Speaking at an industry event in Melbourne, the Chairman of the Australian Prudential Regulation Authority (APRA), Wayne Byres, said all banks should adapt to lower interest rates that will hurt profitability and their ability to generate capital, and that smaller banks would be at a competitive disadvantage.
“Given their different funding profiles, these trends may well impact smaller banks more forcefully than larger ones, reducing the ability of the former to apply competitive pressure to the latter,” Byres said.
Australia’s central bank in June and July cut interest rates to a record low of 1% and financial futures show investors are pricing in two further cuts by mid-2020, which would put further pressure on banks’ interest margins - the difference between interest paid and earned.
Australian bank earnings have already suffered by the central bank’s move to cut the cash rate, as it gets harder to reduce already low deposit rates to offset the cheaper mortgages banks must offer borrowers.
Smaller banks, however, would fare worse as they do not have the high capital levels of the four biggest - Commonwealth Bank of Australia, Westpac Banking Corp, National Australia Bank Ltd and Australia and New Zealand Banking Group Ltd (ANZ) - and therefore must pay higher rates for funds.
Byres said the regulator was considering the long-term challenges this dynamic would pose on the banking system and to competition, which has been lacking in a sector where those four banks dominate 80% of the market.
APRA needed “to think harder about the impact on business models and business lines of a very low interest rate environment persisting for a lengthy period of time,” Byres said.
NO FALLOUT WITH NEW ZEALAND COUNTERPART
The regulator also denied suggestions of a “falling out” with the Reserve Bank of New Zealand (RBNZ) after banking analysts at Citigroup Inc said their divergent policies were leading into unnecessarily higher capital levels for the big four banks that fund both economies.
The RBNZ last year proposed the Big Four Australian lenders that provide almost 90% of banking products in its country to raise NZ$20 billion ($12.81 billion) over the next five years.

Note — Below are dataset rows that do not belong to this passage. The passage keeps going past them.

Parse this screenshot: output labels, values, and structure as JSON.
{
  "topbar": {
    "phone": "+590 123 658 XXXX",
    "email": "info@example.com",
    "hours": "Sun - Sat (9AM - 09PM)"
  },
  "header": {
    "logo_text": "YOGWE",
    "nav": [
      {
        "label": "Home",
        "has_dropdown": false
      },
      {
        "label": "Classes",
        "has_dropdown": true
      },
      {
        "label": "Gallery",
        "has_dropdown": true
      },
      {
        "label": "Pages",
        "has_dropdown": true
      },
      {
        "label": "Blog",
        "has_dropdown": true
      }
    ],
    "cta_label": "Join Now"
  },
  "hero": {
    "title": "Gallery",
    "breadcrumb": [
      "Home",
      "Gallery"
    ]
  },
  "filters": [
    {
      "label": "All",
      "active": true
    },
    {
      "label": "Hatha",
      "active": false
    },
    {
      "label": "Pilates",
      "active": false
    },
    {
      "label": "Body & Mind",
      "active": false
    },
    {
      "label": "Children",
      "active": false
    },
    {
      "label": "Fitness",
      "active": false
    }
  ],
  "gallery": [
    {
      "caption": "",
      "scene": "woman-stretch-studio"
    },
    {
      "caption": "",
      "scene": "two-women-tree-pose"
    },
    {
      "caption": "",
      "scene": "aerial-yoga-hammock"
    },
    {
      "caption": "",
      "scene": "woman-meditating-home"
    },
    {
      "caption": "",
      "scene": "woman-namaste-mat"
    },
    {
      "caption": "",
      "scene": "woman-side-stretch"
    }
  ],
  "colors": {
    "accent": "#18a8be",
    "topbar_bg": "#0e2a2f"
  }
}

The Australian regulator then responded with its own directive for the banks to limit their capital exposure offshore to a maximum of 25%, down from half, prompting ANZ, who has the largest New Zealand operation, to say it would need to start ring-fencing profit in that country.
“There has been some suggestion that this reflects some kind of falling out between us, or evidence of trans-Tasman one-upmanship,” Byres said.
“In fact, the opposite is the case ... and we communicate frequently at all levels.”
“The processes underway are a natural by-product of both regulators working to protect their respective communities from the costs of financial instability,” Byres said. “We are entirely comfortable with that.”